Wednesday, June 27, 2012

Day 24-Ford's Terror to Taku Harbor

Despite the beauty of Ford’s Terror, we had to move on today.  So we pulled anchor around 6:30 to ride the ebb out of Endicott Arm and then catch the flood up Stephen’s Passage.  On a boat related note, the windlass (the electric thing that pulls the anchor up) has performed well, but the rode seems to get more and more twisted every time the anchor is used.  This results in the windlass binding up and stopping, and requires me to go up to the windlass and unwind the chain or rope.  I’ll need to look into an anchor swivel…

The trip out Endicott Arm was similar to the trip in yesterday.  Glassy water, sunny skies.  The entrances to Tracy Arm and Endicott Arm are usually called bars, since they are narrow and shallow.  They resemble the bars that people run to get in and out of rivers.  But in reality they are terminal morraines, which means they are the furthest place that the glaciers once reached.  A strong current runs through these areas at times, and we timed it to make it through near slack.
I like this!
Soon after emerging from Endicott Arm, we spotted a humpback whale.  And then another.  And then several more.  We turned off the engine and drifted for an hour or so, watching the humpbacks swim leisurely.  We also saw a bunch of seals and sea lions frolicking around.
I've seen lots of Orcas and these Humpbacks are huge in comparison

Around 10:30 the breeze was starting to pick up and I decided we better head towards Taku Harbor before the weather turned worse.  We ended up having an uneventful trip to Taku Harbor, although the winds did pick up to 20 knots with three foot following seas by the time we pulled in.  Later on, the wind further increased, and there were plenty of gusts above 30 knots at the dock we tied up to.

Taku Harbor is the site of a former cannery, and there’s evidence of it all over.  Tons of rusted metal (they made their own cans, and left the raw material), pilings where the pier used to be, boilers, concrete slabs.  It was fun to walk through the abandoned area and imagine what it was once like.
I think this is an old washing machine...I didn't try to use it
Pilings left over from the pier
A crumbling building, and a bathtub 
Who knows what all this stuff is
The city of Juneau built a very nice, large dock at Taku Harbor that is free to use.  No water or power, but the docks are modern, safe, and clean.  There was only one other boat there when we arrived, and the gentleman aboard happened to be the lighthouse keeper at the Five Fingers Light, near Fanshaw Bay where we spent the night a few days ago.  He was on his way to Juneau for supplies but ducked into Taku Harbor to wait for better weather.

In the evening a large tour boat, the St.
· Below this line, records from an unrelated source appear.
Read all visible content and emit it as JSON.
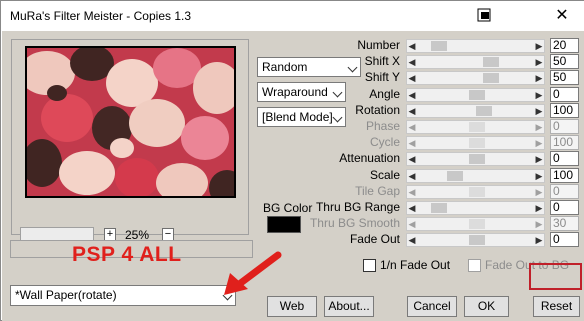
{
  "window": {
    "title": "MuRa's Filter Meister - Copies 1.3",
    "close_glyph": "✕"
  },
  "preview": {
    "zoom_percent": "25%",
    "zoom_plus": "+",
    "zoom_minus": "−"
  },
  "overlay_text": "PSP 4 ALL",
  "dropdowns": {
    "mode": "Random",
    "edge": "Wraparound",
    "blend": "[Blend Mode]",
    "preset": "*Wall Paper(rotate)"
  },
  "bg_color": {
    "label": "BG Color",
    "value": "#000000"
  },
  "params": [
    {
      "label": "Number",
      "value": "20",
      "fraction": 0.14,
      "enabled": true
    },
    {
      "label": "Shift X",
      "value": "50",
      "fraction": 0.64,
      "enabled": true
    },
    {
      "label": "Shift Y",
      "value": "50",
      "fraction": 0.64,
      "enabled": true
    },
    {
      "label": "Angle",
      "value": "0",
      "fraction": 0.5,
      "enabled": true
    },
    {
      "label": "Rotation",
      "value": "100",
      "fraction": 0.57,
      "enabled": true
    },
    {
      "label": "Phase",
      "value": "0",
      "fraction": 0.5,
      "enabled": false
    },
    {
      "label": "Cycle",
      "value": "100",
      "fraction": 0.5,
      "enabled": false
    },
    {
      "label": "Attenuation",
      "value": "0",
      "fraction": 0.5,
      "enabled": true
    },
    {
      "label": "Scale",
      "value": "100",
      "fraction": 0.29,
      "enabled": true
    },
    {
      "label": "Tile Gap",
      "value": "0",
      "fraction": 0.5,
      "enabled": false
    },
    {
      "label": "Thru BG Range",
      "value": "0",
      "fraction": 0.14,
      "enabled": true
    },
    {
      "label": "Thru BG Smooth",
      "value": "30",
      "fraction": 0.5,
      "enabled": false
    },
    {
      "label": "Fade Out",
      "value": "0",
      "fraction": 0.5,
      "enabled": true
    }
  ],
  "checkboxes": {
    "fade_1n": {
      "label": "1/n Fade Out",
      "checked": false
    },
    "fade_bg": {
      "label": "Fade Out to BG",
      "checked": false
    }
  },
  "buttons": {
    "web": "Web",
    "about": "About...",
    "cancel": "Cancel",
    "ok": "OK",
    "reset": "Reset"
  },
  "colors": {
    "dialog_bg": "#d4d0c8",
    "highlight": "#c0202a",
    "overlay_text": "#e0201c"
  }
}
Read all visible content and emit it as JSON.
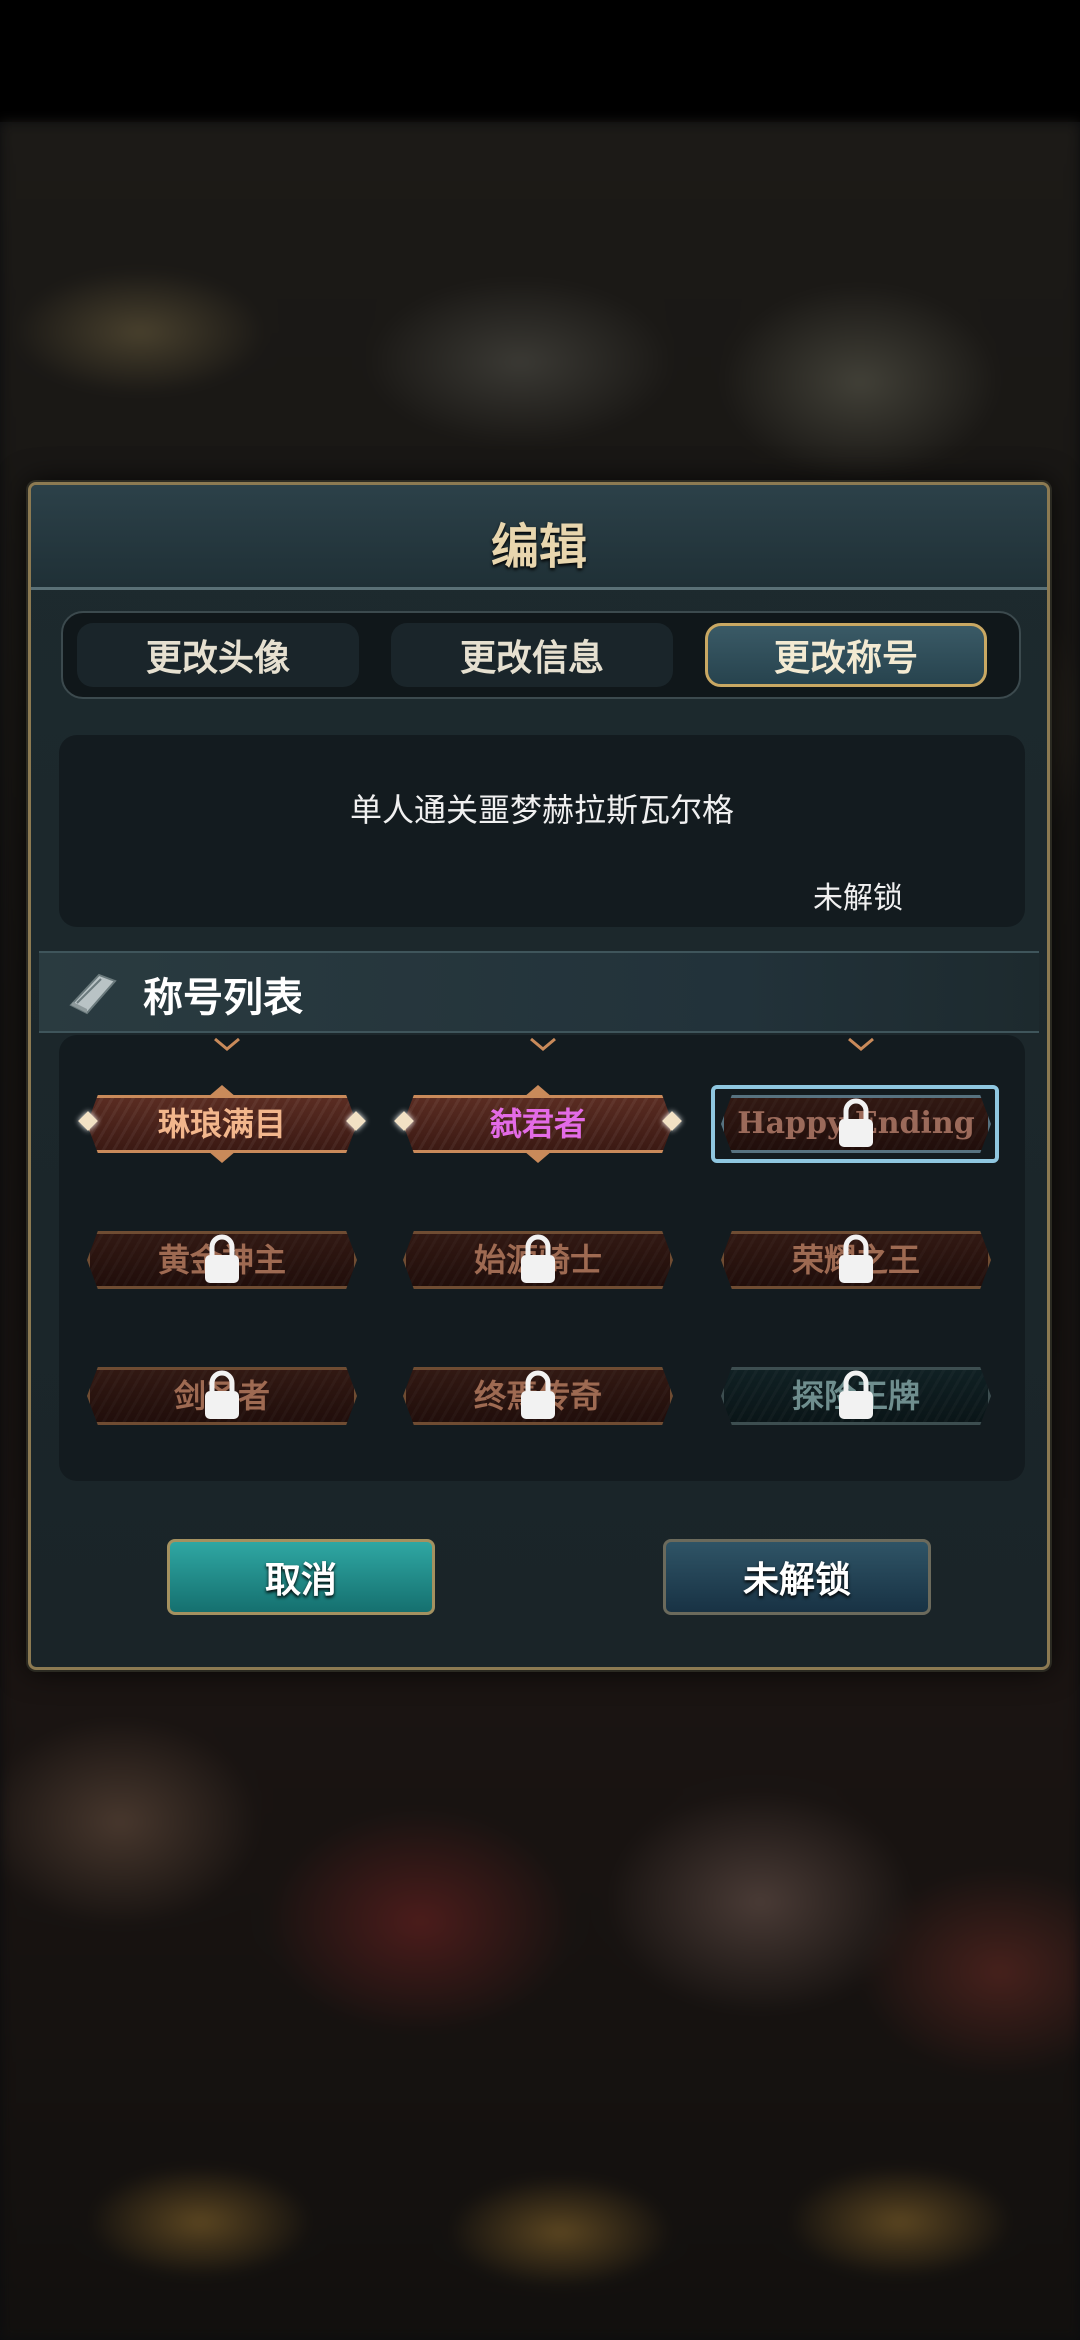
{
  "dialog": {
    "title": "编辑"
  },
  "tabs": [
    {
      "label": "更改头像",
      "active": false
    },
    {
      "label": "更改信息",
      "active": false
    },
    {
      "label": "更改称号",
      "active": true
    }
  ],
  "info": {
    "condition": "单人通关噩梦赫拉斯瓦尔格",
    "status": "未解锁"
  },
  "section": {
    "title": "称号列表",
    "icon": "book-icon"
  },
  "titles": [
    {
      "name": "琳琅满目",
      "locked": false,
      "selected": false
    },
    {
      "name": "弑君者",
      "locked": false,
      "selected": false
    },
    {
      "name": "Happy Ending",
      "locked": true,
      "selected": true
    },
    {
      "name": "黄金神主",
      "locked": true,
      "selected": false
    },
    {
      "name": "始源骑士",
      "locked": true,
      "selected": false
    },
    {
      "name": "荣耀之王",
      "locked": true,
      "selected": false
    },
    {
      "name": "剑圣者",
      "locked": true,
      "selected": false
    },
    {
      "name": "终焉传奇",
      "locked": true,
      "selected": false
    },
    {
      "name": "探险王牌",
      "locked": true,
      "selected": false
    }
  ],
  "buttons": {
    "cancel": "取消",
    "confirm": "未解锁"
  },
  "colors": {
    "gold_border": "#8c7a52",
    "cancel_teal": "#2fa7a3",
    "selected_outline": "#8fc7e0",
    "pink_title": "#e36be6"
  }
}
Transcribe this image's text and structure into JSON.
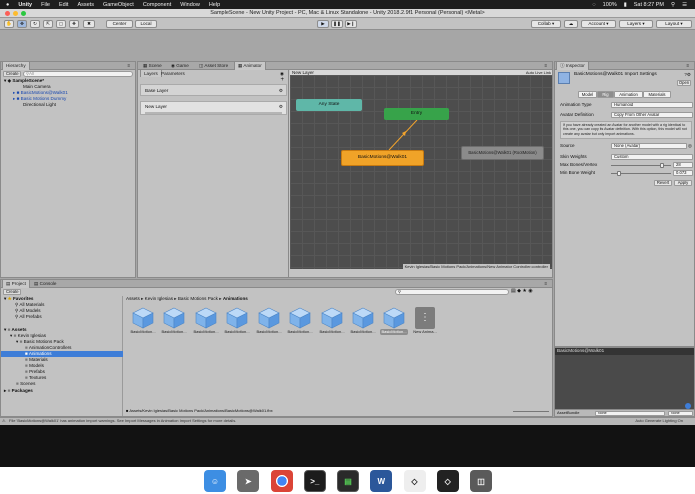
{
  "menubar": {
    "apple": "",
    "app": "Unity",
    "items": [
      "File",
      "Edit",
      "Assets",
      "GameObject",
      "Component",
      "Window",
      "Help"
    ],
    "status": {
      "battery": "100%",
      "clock": "Sat 8:27 PM"
    }
  },
  "window": {
    "title": "SampleScene - New Unity Project - PC, Mac & Linux Standalone - Unity 2018.2.9f1 Personal (Personal) <Metal>"
  },
  "toolbar": {
    "center": "Center",
    "local": "Local",
    "collab": "Collab",
    "account": "Account",
    "layers": "Layers",
    "layout": "Layout"
  },
  "hierarchy": {
    "tab": "Hierarchy",
    "create": "Create",
    "search_placeholder": "All",
    "scene": "SampleScene*",
    "items": [
      "Main Camera",
      "BasicMotions@Walk01",
      "Basic Motions Dummy",
      "Directional Light"
    ]
  },
  "animator": {
    "tabs": [
      "Scene",
      "Game",
      "Asset Store",
      "Animator"
    ],
    "sub_tabs": [
      "Layers",
      "Parameters"
    ],
    "base_layer": "Base Layer",
    "layer_name": "New Layer",
    "breadcrumb": "New Layer",
    "auto_live_link": "Auto Live Link",
    "states": {
      "any": "Any State",
      "entry": "Entry",
      "walk": "BasicMotions@Walk01",
      "blend": "BasicMotions@Walk01 (RootMotion)"
    },
    "footer_path": "Kevin Iglesias/Basic Motions Pack/Animations/New Animator Controller.controller"
  },
  "inspector": {
    "tab": "Inspector",
    "title": "BasicMotions@Walk01 Import Settings",
    "open": "Open",
    "tabs": [
      "Model",
      "Rig",
      "Animation",
      "Materials"
    ],
    "fields": [
      {
        "label": "Animation Type",
        "value": "Humanoid"
      },
      {
        "label": "Avatar Definition",
        "value": "Copy From Other Avatar"
      }
    ],
    "info": "If you have already created an Avatar for another model with a rig identical to this one, you can copy its Avatar definition. With this option, this model will not create any avatar but only import animations.",
    "source_label": "Source",
    "source_value": "None (Avatar)",
    "skin_label": "Skin Weights",
    "skin_value": "Custom",
    "max_bones_label": "Max Bones/Vertex",
    "max_bones_value": "28",
    "max_bones_level": 0.88,
    "min_weight_label": "Min Bone Weight",
    "min_weight_value": "0.073",
    "min_weight_level": 0.1,
    "revert": "Revert",
    "apply": "Apply",
    "preview_title": "BasicMotions@Walk01",
    "assetbundle_label": "AssetBundle",
    "assetbundle_value": "None",
    "assetbundle_variant": "None"
  },
  "project": {
    "tabs": [
      "Project",
      "Console"
    ],
    "create": "Create",
    "favorites": "Favorites",
    "fav_items": [
      "All Materials",
      "All Models",
      "All Prefabs"
    ],
    "assets": "Assets",
    "tree": [
      "Kevin Iglesias",
      "Basic Motions Pack",
      "AnimationControllers",
      "Animations",
      "Materials",
      "Models",
      "Prefabs",
      "Textures",
      "Scenes"
    ],
    "packages": "Packages",
    "breadcrumb": [
      "Assets",
      "Kevin Iglesias",
      "Basic Motions Pack",
      "Animations"
    ],
    "tiles": [
      "BasicMotion...",
      "BasicMotion...",
      "BasicMotion...",
      "BasicMotion...",
      "BasicMotion...",
      "BasicMotion...",
      "BasicMotion...",
      "BasicMotion...",
      "BasicMotion...",
      "New Anima..."
    ],
    "path": "Assets/Kevin Iglesias/Basic Motions Pack/Animations/BasicMotions@Walk01.fbx"
  },
  "statusbar": {
    "warning": "File 'BasicMotions@Walk01' has animation import warnings. See Import Messages in Animation Import Settings for more details.",
    "right": "Auto Generate Lighting On"
  },
  "dock": [
    "finder-icon",
    "launchpad-icon",
    "chrome-icon",
    "terminal-icon",
    "activity-icon",
    "word-icon",
    "unity-icon",
    "unity-hub-icon",
    "trash-icon"
  ],
  "colors": {
    "state_any": "#5fb7a8",
    "state_entry": "#37a34a",
    "state_default": "#f0a328",
    "state_gray": "#8b8b8b",
    "selection": "#3e7dd7",
    "transition": "#f3a42c"
  }
}
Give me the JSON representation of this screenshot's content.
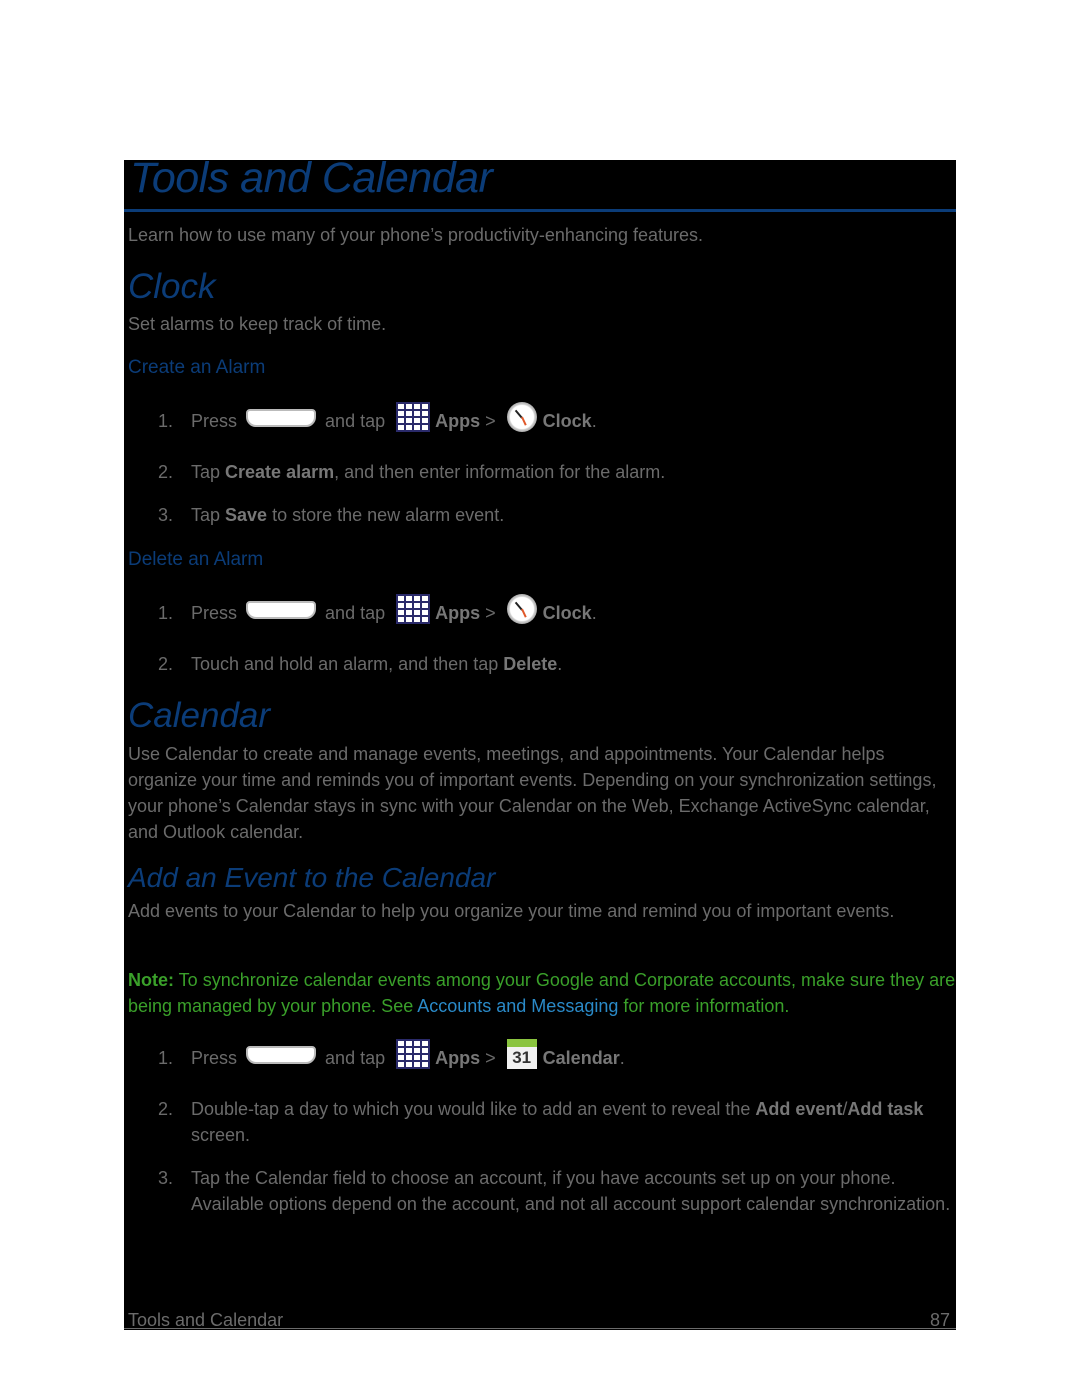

Peter, pulled onto the dock.  I talked with the crew for a bit, and they were spending the night at Taku to save some distance tomorrow.  That way they could sleep in until 7 instead of 5, and still meet the cruise ship they needed to pick up passengers from in time for their trip up Tracy Arm.

By the evening thick clouds had replaced the sun of the previous few days.  Oh well, this is Alaska, and I can’t expect sun and temperatures in the 70’s or 80’s every day!